Question

The perimeters of an equilateral triangle and a square are same, the area of triangle: area of square is
$
  {\text{A}}{\text{. 1:1}} \\
  {\text{B}}{\text{. 4:3}}\sqrt 3 \\
  {\text{C}}{\text{. 4:3}} \\
  {\text{D}}{\text{. 3:2}} \\
$

Answer 1

Hint: To determine the ratio of area of triangle to the area of square, we consider two variables ‘a’ and ‘x’ for the sides of triangle and square respectively. And then we convert one variable in terms of the other to find the answer.

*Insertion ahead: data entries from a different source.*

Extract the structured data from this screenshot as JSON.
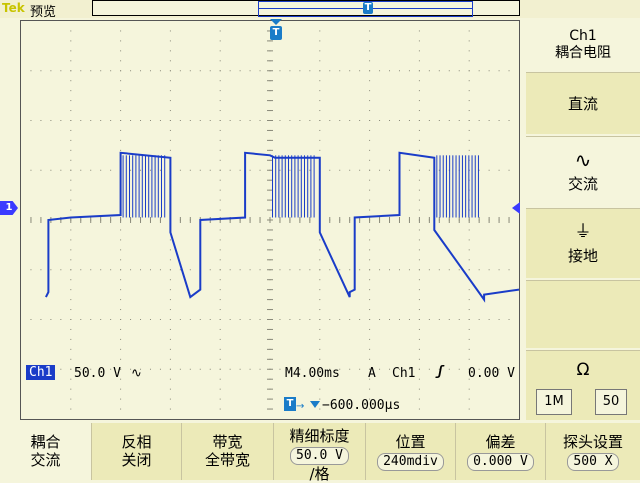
{
  "topbar": {
    "brand": "Tek",
    "status": "预览",
    "trigger_marker": "T"
  },
  "screen": {
    "trigger_position_marker": "T",
    "channel_marker": "1"
  },
  "readout": {
    "ch1_label": "Ch1",
    "ch1_scale": "50.0 V",
    "ch1_coupling_symbol": "∿",
    "timebase": "M4.00ms",
    "trigger_mode": "A",
    "trigger_source": "Ch1",
    "trigger_slope_symbol": "ʃ",
    "trigger_level": "0.00 V",
    "delay_marker": "T",
    "delay_arrow": "→",
    "delay_value": "−600.000µs"
  },
  "side_menu": {
    "title_line1": "Ch1",
    "title_line2": "耦合电阻",
    "items": [
      {
        "label": "直流",
        "icon": ""
      },
      {
        "label": "交流",
        "icon": "∿"
      },
      {
        "label": "接地",
        "icon": "⏚"
      }
    ],
    "impedance_symbol": "Ω",
    "impedance_options": [
      "1M",
      "50"
    ]
  },
  "bottom_menu": [
    {
      "line1": "耦合",
      "line2": "交流",
      "value": ""
    },
    {
      "line1": "反相",
      "line2": "关闭",
      "value": ""
    },
    {
      "line1": "带宽",
      "line2": "全带宽",
      "value": ""
    },
    {
      "line1": "精细标度",
      "line2": "/格",
      "value": "50.0 V"
    },
    {
      "line1": "位置",
      "line2": "",
      "value": "240mdiv"
    },
    {
      "line1": "偏差",
      "line2": "",
      "value": "0.000 V"
    },
    {
      "line1": "探头设置",
      "line2": "",
      "value": "500 X"
    }
  ],
  "colors": {
    "background": "#f5f5dc",
    "trace": "#1a3cc8",
    "grid": "#8a8a7a",
    "marker": "#1a7cc8"
  },
  "chart_data": {
    "type": "line",
    "title": "",
    "xlabel": "",
    "ylabel": "",
    "x_divisions": 10,
    "y_divisions": 8,
    "xlim": [
      -5,
      5
    ],
    "ylim": [
      -4,
      4
    ],
    "series": [
      {
        "name": "Ch1",
        "x": [
          -4.5,
          -4.45,
          -4.45,
          -4.0,
          -3.0,
          -3.0,
          -2.0,
          -2.0,
          -1.6,
          -1.4,
          -1.4,
          -0.5,
          -0.5,
          0.0,
          0.1,
          1.0,
          1.0,
          1.6,
          1.6,
          1.7,
          1.7,
          2.6,
          2.6,
          3.3,
          3.3,
          4.3,
          4.3,
          5.0
        ],
        "y": [
          -1.55,
          -1.45,
          0.0,
          0.05,
          0.1,
          1.35,
          1.25,
          -0.25,
          -1.55,
          -1.4,
          0.0,
          0.05,
          1.35,
          1.3,
          1.25,
          1.25,
          -0.25,
          -1.55,
          -1.45,
          -1.4,
          0.05,
          0.1,
          1.35,
          1.25,
          -0.2,
          -1.6,
          -1.5,
          -1.4
        ]
      }
    ]
  }
}
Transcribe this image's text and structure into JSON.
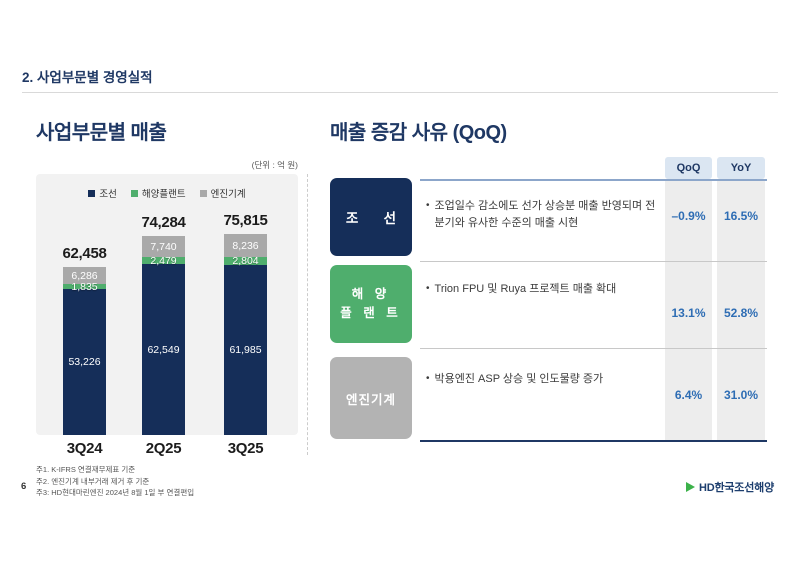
{
  "page": {
    "title": "2. 사업부문별 경영실적",
    "page_number": "6",
    "logo_text": "HD한국조선해양"
  },
  "left_section": {
    "title": "사업부문별 매출",
    "unit_label": "(단위 : 억 원)",
    "footnotes": [
      "주1. K-IFRS 연결재무제표 기준",
      "주2. 엔진기계 내부거래 제거 후 기준",
      "주3: HD현대마린엔진 2024년 8월 1일 부 연결편입"
    ]
  },
  "chart_data": {
    "type": "bar",
    "stacked": true,
    "title": "사업부문별 매출",
    "unit": "억 원",
    "categories": [
      "3Q24",
      "2Q25",
      "3Q25"
    ],
    "series": [
      {
        "name": "조선",
        "color": "#152e59",
        "values": [
          53226,
          62549,
          61985
        ]
      },
      {
        "name": "해양플랜트",
        "color": "#4fae6d",
        "values": [
          1835,
          2479,
          2804
        ]
      },
      {
        "name": "엔진기계",
        "color": "#a9a9a9",
        "values": [
          6286,
          7740,
          8236
        ]
      }
    ],
    "totals": [
      62458,
      74284,
      75815
    ],
    "legend_position": "top",
    "grid": false,
    "value_labels": "white-inside-segments"
  },
  "right_section": {
    "title": "매출 증감 사유 (QoQ)",
    "table": {
      "headers": {
        "qoq": "QoQ",
        "yoy": "YoY"
      },
      "rows": [
        {
          "category": "조선",
          "category_lines": [
            "조 선"
          ],
          "color": "#152e59",
          "note": "조업일수 감소에도 선가 상승분 매출 반영되며 전 분기와 유사한 수준의 매출 시현",
          "qoq": "–0.9%",
          "yoy": "16.5%"
        },
        {
          "category": "해양플랜트",
          "category_lines": [
            "해 양",
            "플 랜 트"
          ],
          "color": "#4fae6d",
          "note": "Trion FPU 및 Ruya 프로젝트 매출 확대",
          "qoq": "13.1%",
          "yoy": "52.8%"
        },
        {
          "category": "엔진기계",
          "category_lines": [
            "엔진기계"
          ],
          "color": "#b3b3b3",
          "note": "박용엔진 ASP 상승 및 인도물량 증가",
          "qoq": "6.4%",
          "yoy": "31.0%"
        }
      ]
    }
  },
  "colors": {
    "title_navy": "#1f3864",
    "header_cell_bg": "#dbe6f2",
    "value_strip_bg": "#ededed",
    "header_line": "#8ca6ca",
    "bottom_line": "#1f3864",
    "value_text_blue": "#2e6db4",
    "chart_panel_bg": "#f2f2f2"
  }
}
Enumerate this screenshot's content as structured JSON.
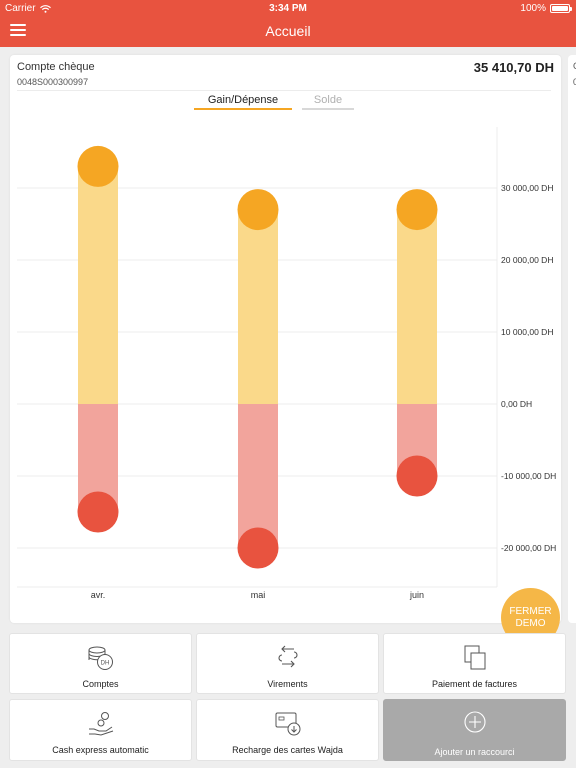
{
  "status_bar": {
    "carrier": "Carrier",
    "time": "3:34 PM",
    "battery": "100%"
  },
  "nav": {
    "title": "Accueil"
  },
  "account": {
    "name": "Compte chèque",
    "number": "0048S000300997",
    "balance": "35 410,70 DH"
  },
  "next_card_peek": {
    "letter_top": "C",
    "letter_bottom": "0"
  },
  "tabs": [
    {
      "label": "Gain/Dépense",
      "active": true
    },
    {
      "label": "Solde",
      "active": false
    }
  ],
  "chart_data": {
    "type": "bar",
    "categories": [
      "avr.",
      "mai",
      "juin"
    ],
    "series": [
      {
        "values": [
          33000,
          27000,
          27000
        ],
        "color": "#f5a623"
      },
      {
        "values": [
          -15000,
          -20000,
          -10000
        ],
        "color": "#e8533f"
      }
    ],
    "yticks": [
      30000,
      20000,
      10000,
      0,
      -10000,
      -20000
    ],
    "ytick_labels": [
      "30 000,00 DH",
      "20 000,00 DH",
      "10 000,00 DH",
      "0,00 DH",
      "-10 000,00 DH",
      "-20 000,00 DH"
    ],
    "ylim": [
      -25000,
      38000
    ],
    "grid": true,
    "colors": {
      "gain_bar": "#fad98a",
      "gain_dot": "#f5a623",
      "loss_bar": "#f2a49c",
      "loss_dot": "#e8533f"
    }
  },
  "demo_button": {
    "line1": "FERMER",
    "line2": "DEMO"
  },
  "shortcuts": [
    {
      "label": "Comptes",
      "icon": "coins-dh-icon"
    },
    {
      "label": "Virements",
      "icon": "transfer-arrows-icon"
    },
    {
      "label": "Paiement de factures",
      "icon": "copy-documents-icon"
    },
    {
      "label": "Cash express automatic",
      "icon": "hand-coin-icon"
    },
    {
      "label": "Recharge des cartes Wajda",
      "icon": "card-reload-icon"
    },
    {
      "label": "Ajouter un raccourci",
      "icon": "plus-circle-icon"
    }
  ],
  "theme": {
    "brand": "#e8533f",
    "accent": "#f5a623"
  }
}
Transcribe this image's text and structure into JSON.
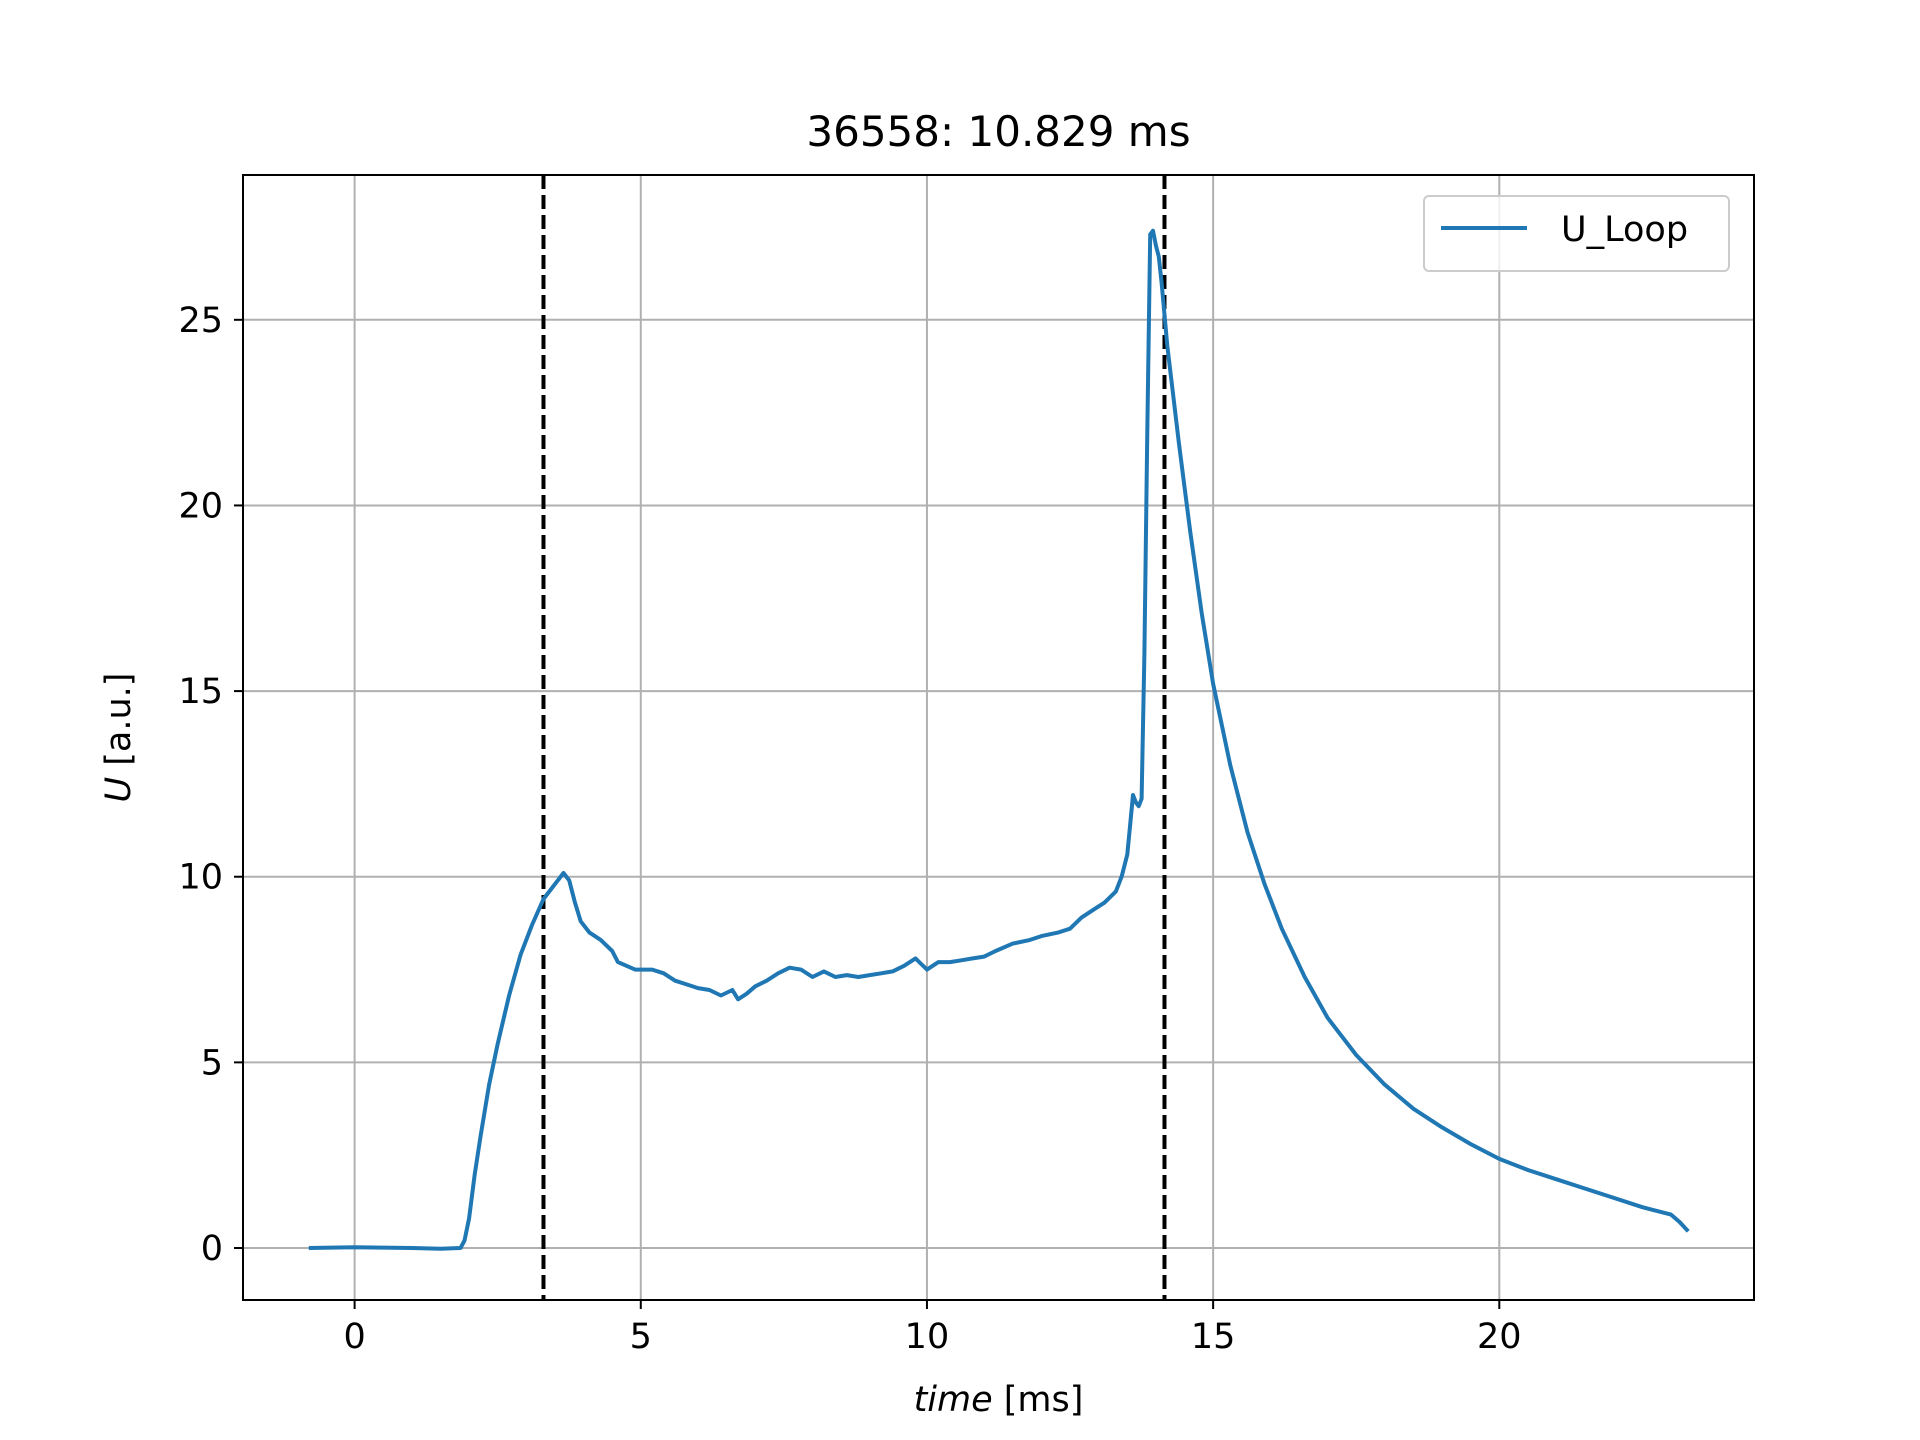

Complete step-by-step answer:
Let side of equilateral triangle = a
then Perimeter of an equilateral triangle = 3a.
Let side of square = x
then Perimeter of square = 4x.
Perimeter of equilateral triangle = Perimeter of square
3a = 4x
⟹a = $\dfrac{{{\text{4x}}}}{3}$
Area of Equilateral Triangle = $\dfrac{{\sqrt 3 }}{4}{{\text{a}}^2} = \dfrac{{\sqrt 3 }}{4}{\left( {\dfrac{4}{3}{\text{x}}} \right)^2} = \dfrac{4}{{3\sqrt 3 }}{{\text{x}}^2}$
Area of Square = ${{\text{x}}^2}$
Now, $\dfrac{{{\text{Area of Triangle}}}}{{{\text{Area of Square}}}} = \dfrac{{\dfrac{4}{{3\sqrt 3 }}{{\text{x}}^2}}}{{{{\text{x}}^2}}} = \dfrac{4}{{3\sqrt 3 }} = 4:3\sqrt 3 $

Note: In order to solve this type of questions the key is to have adequate knowledge in properties and formulae of squares and triangles. We calculate their perimeters and express them in the form of a single variable. Then we calculate their areas in terms of a single variable to find out the ratio.